Can there be anyone in the civilized world who didn’t feel a surge of empathy with Israeli Prime Minister Benjamin Netanyahu when he responded to the death of seven Israelis at the hands of terrorists from Gaza?
Most elected leaders would go on the air at such an obscenity, and attempt to reassure their people. But not all are Netanyahu.
George Bush did it after 9/11, and he was persuasive. Barack Obama has done it when occasion demands (the assassination of Osama bin Laden), but he is not Netanyahu.
What Netanyahu said was clear, simple and stirring: “The people who gave the order to murder our people and hid in Gaza are no longer among the living. I set a principle: When someone harms the citizens of Israel, we react immediately and with force.”
He then went on to note that it was a well-organized terrorist attack launched from the Sinai, aimed at three separate buses and private vehicles. Some 40 people were wounded, and some of the attackers were killed by Egyptian soldiers.
The electrifying news was that Israeli jets immediately attacked the headquarters and homes in Gaza, of leaders of something calling itself the Popular Resistance Committee (PRC), killing its leader, the deputy leader, and a number of others.

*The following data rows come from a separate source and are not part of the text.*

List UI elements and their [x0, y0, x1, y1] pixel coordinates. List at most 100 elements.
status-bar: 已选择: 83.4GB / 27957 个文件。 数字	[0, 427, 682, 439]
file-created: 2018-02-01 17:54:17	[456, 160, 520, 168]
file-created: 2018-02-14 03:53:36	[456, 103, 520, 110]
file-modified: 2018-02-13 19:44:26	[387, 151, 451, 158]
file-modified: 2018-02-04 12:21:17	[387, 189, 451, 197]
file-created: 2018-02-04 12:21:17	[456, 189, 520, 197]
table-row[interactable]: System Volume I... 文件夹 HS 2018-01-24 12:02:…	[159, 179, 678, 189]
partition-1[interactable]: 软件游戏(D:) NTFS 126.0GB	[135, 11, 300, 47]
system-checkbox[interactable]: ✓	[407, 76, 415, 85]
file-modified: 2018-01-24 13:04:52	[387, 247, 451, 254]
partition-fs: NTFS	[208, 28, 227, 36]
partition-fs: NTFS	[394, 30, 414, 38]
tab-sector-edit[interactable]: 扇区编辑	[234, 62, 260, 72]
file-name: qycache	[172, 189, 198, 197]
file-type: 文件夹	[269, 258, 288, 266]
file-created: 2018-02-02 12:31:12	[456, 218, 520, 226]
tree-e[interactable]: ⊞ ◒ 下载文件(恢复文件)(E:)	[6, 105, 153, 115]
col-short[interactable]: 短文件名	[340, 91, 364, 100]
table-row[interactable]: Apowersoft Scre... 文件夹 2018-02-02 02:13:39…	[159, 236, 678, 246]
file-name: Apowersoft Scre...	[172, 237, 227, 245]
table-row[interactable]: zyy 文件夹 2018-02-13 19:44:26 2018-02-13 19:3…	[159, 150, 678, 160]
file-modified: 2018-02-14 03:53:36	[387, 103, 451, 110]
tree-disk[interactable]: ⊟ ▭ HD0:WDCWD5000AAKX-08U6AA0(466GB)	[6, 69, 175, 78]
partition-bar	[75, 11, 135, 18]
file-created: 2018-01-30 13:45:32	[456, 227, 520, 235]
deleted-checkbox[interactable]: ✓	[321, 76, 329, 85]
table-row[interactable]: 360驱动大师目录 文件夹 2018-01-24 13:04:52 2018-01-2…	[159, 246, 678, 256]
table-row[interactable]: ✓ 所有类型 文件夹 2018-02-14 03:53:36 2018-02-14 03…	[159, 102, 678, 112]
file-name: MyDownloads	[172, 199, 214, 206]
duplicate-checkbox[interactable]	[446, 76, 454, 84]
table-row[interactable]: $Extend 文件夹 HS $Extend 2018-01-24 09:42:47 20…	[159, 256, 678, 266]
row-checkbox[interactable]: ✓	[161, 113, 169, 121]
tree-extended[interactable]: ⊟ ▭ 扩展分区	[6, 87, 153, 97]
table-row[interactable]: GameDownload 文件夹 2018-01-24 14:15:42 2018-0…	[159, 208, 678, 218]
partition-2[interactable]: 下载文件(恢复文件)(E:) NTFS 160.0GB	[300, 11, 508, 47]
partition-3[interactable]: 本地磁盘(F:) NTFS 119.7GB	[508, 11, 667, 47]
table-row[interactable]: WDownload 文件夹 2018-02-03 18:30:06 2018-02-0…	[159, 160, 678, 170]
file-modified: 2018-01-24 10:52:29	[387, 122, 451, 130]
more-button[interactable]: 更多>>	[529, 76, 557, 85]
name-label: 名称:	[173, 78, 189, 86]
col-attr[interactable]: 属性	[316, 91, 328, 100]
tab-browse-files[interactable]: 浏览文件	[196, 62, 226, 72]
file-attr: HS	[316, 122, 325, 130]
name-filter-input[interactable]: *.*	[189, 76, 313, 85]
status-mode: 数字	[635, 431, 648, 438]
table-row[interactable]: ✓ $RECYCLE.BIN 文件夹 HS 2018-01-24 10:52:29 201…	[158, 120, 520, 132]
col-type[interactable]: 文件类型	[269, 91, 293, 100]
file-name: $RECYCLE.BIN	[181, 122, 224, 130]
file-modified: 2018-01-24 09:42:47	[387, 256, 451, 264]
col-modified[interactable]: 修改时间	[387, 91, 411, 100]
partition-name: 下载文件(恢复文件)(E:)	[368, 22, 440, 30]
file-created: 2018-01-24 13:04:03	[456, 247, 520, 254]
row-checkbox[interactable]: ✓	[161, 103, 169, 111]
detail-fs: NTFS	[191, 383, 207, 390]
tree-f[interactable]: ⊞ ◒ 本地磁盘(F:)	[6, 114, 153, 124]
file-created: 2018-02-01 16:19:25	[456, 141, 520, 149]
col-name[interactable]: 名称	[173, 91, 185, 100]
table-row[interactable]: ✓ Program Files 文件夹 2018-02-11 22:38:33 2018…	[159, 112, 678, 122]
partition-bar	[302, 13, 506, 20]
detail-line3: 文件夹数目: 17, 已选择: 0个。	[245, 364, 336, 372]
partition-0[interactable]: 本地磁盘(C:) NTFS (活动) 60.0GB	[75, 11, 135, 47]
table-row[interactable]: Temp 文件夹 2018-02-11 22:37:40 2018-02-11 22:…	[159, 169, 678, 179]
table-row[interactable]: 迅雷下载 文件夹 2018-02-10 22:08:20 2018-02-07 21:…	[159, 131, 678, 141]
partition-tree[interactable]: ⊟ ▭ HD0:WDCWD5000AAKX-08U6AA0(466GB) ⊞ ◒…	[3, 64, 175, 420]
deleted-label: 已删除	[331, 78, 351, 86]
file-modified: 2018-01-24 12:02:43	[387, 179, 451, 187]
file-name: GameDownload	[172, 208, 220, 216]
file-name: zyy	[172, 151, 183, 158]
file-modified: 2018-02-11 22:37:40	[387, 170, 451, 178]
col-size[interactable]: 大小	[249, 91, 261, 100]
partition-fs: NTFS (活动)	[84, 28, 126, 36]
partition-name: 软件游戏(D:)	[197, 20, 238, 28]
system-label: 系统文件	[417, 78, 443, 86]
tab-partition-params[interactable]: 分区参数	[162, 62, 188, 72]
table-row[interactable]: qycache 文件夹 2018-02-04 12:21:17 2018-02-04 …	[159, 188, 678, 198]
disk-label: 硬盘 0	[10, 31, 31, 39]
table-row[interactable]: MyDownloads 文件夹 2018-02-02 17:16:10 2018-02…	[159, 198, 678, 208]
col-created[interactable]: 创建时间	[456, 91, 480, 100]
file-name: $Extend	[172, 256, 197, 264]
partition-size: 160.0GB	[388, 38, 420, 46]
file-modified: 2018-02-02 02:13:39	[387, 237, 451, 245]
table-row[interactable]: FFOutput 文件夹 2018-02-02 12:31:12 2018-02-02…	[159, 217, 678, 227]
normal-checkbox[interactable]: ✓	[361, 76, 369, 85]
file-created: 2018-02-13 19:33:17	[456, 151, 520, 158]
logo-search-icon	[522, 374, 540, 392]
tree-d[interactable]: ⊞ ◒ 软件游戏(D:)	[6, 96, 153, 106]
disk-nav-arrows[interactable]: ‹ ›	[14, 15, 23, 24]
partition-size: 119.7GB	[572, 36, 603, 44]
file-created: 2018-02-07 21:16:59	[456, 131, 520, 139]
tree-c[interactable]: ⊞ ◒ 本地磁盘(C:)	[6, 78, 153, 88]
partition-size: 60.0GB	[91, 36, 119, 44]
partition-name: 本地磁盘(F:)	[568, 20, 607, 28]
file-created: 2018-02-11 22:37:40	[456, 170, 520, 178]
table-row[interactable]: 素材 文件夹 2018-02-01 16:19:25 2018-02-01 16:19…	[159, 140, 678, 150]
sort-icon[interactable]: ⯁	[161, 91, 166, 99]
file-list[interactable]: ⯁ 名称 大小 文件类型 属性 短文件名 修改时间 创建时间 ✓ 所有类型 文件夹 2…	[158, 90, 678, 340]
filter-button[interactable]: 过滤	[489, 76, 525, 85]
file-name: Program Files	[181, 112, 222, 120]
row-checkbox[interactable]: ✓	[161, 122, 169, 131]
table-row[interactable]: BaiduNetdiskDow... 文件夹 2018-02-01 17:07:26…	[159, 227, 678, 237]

Of course, PRC spokesmen insisted the Israelis made a “grave mistake” and that vengeance will be forthcoming “for the assassination of our leaders.”
Outsiders have no way of knowing details of what happened. But the Israelis don’t make many mistakes in these sorts of situations. And one can’t believe a word that comes out of Gaza, where Hamas is dedicated to the annihilation of Israel.

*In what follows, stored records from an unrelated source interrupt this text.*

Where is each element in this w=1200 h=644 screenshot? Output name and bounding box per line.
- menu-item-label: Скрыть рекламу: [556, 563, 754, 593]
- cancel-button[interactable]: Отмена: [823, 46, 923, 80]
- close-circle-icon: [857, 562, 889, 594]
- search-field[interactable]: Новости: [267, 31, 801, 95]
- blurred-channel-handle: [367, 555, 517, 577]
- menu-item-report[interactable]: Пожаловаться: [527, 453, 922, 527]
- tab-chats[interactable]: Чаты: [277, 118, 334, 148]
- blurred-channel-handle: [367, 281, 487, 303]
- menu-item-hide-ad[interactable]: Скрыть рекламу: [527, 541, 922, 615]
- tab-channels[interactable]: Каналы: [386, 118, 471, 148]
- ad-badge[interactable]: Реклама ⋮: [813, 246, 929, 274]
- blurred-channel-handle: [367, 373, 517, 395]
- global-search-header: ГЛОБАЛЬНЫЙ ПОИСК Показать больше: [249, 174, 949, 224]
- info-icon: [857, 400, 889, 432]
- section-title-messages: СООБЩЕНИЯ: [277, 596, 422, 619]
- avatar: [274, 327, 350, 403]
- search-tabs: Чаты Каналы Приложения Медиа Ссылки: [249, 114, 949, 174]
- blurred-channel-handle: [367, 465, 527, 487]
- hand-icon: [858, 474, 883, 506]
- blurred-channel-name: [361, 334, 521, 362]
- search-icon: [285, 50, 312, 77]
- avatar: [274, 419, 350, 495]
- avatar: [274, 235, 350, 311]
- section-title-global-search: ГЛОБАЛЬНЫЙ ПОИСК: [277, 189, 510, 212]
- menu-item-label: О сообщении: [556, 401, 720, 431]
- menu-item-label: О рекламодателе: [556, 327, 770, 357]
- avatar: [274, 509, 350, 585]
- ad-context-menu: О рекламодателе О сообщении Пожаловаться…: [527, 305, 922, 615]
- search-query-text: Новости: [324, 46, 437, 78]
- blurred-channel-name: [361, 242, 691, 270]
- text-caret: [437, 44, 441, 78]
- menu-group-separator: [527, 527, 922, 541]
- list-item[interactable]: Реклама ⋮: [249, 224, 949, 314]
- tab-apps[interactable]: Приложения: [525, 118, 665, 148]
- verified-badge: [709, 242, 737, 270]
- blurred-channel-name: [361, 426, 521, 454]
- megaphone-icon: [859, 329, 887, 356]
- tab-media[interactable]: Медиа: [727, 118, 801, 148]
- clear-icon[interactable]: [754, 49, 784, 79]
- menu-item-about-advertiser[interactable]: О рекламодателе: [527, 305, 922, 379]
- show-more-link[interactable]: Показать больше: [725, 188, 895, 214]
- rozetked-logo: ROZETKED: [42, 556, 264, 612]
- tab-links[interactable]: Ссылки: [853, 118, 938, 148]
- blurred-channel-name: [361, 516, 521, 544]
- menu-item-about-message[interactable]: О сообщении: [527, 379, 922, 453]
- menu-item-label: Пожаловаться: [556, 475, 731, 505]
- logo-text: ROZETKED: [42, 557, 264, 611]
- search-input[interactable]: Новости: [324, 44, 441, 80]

Maybe it’s nostalgia, or even wishful-thinking, but one envies the sort of categorical leadership displayed by Netanyahu. Every civilized country worthy of the name, should consider a similar policy of using the full influence of its power to defend or stand up for citizens in peril.

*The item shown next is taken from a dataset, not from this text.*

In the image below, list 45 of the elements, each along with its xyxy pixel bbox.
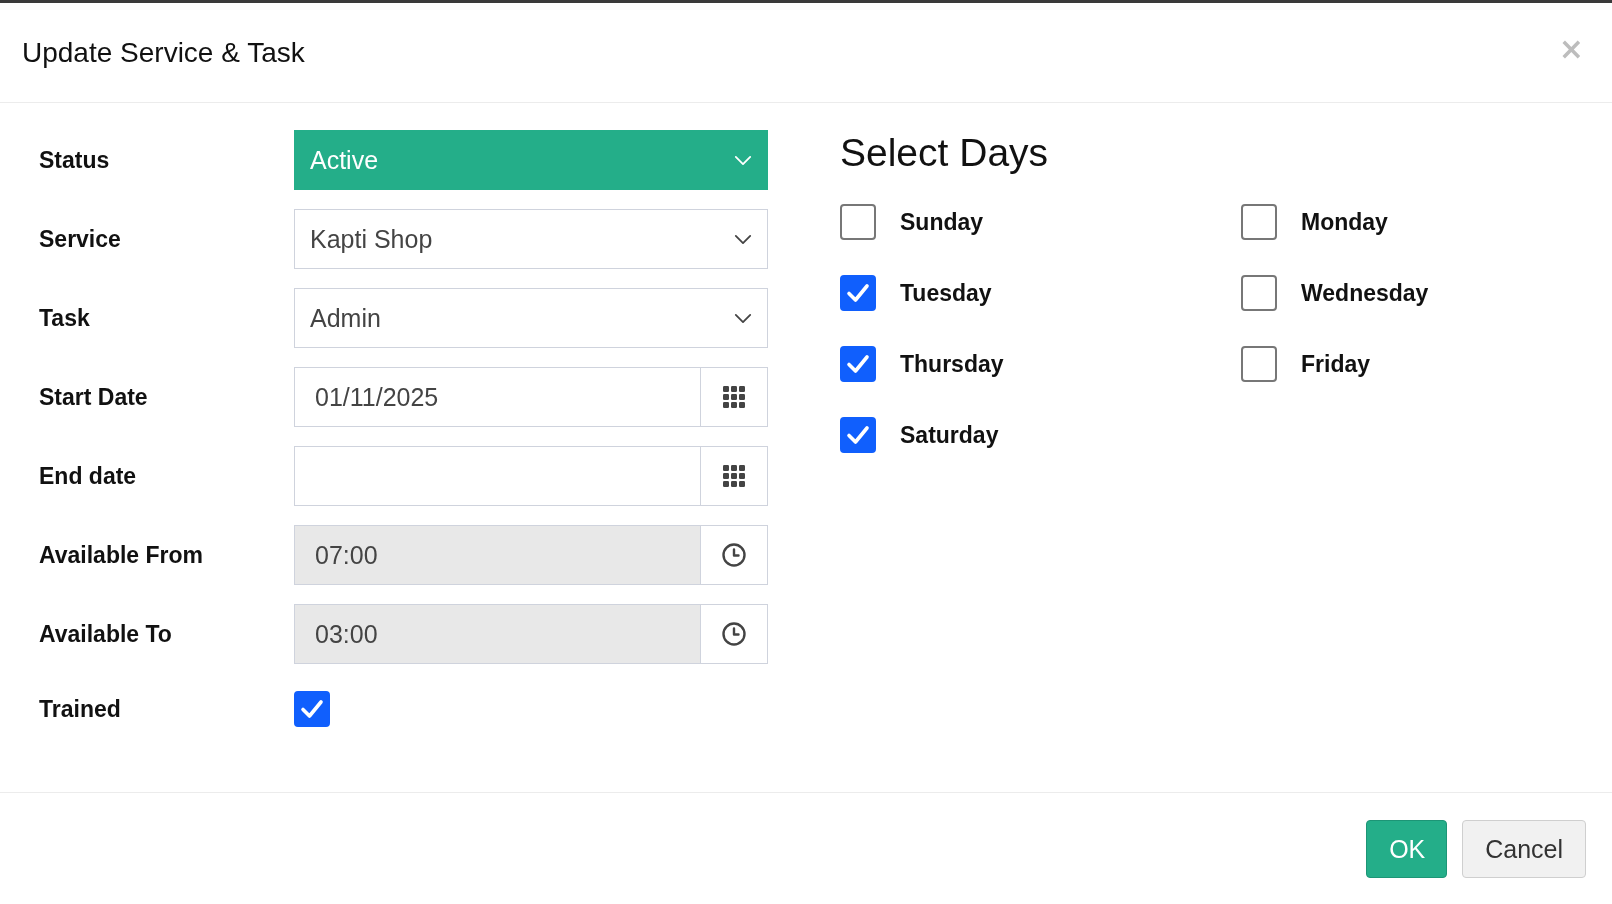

Canada is alarmingly blasé about citizens in trouble in different lands — and I’m not thinking of criminals or drug dealers who break the law, but of innocent people trapped in a mess abroad that’s not their doing.
Canada is perfectly prepared to negotiate economic deals with China, when Canadian citizens are imprisoned in China who’ve committed no offence.
If Prime Minister Stephen Harper — or U.S. President Barack Obama — displayed a smidgin of Netanyahu’s resolve in similar circumstances they’d both be leading a parade of approval.
This does not mean threatening air strikes, but standing up on behalf of countrymen in trouble — Iran, the Middle East, Far East, South America.
As for Israel, one doesn’t have to like or approve of that country, to realize that “peace” is arguably the easiest thing to achieve, presuming the Palestinian side and its agitators want it — which they don’t.
Israelis know the rest of the world would abandon them if they listened to voices that urge compromise and surrender while being attacked — witness the Arab League’s belligerent response. Reality is that no Middle Eastern country wants a true Palestinian state.
Netanyahu has a noble legacy. His brother, Yoni, led the 1976 raid on Entebbe that freed 100 hostages taken by terrorists. Yoni was killed — the only casualty in the most daring raid ever of its kind.
Would that the Western world had leaders like Netanyahu.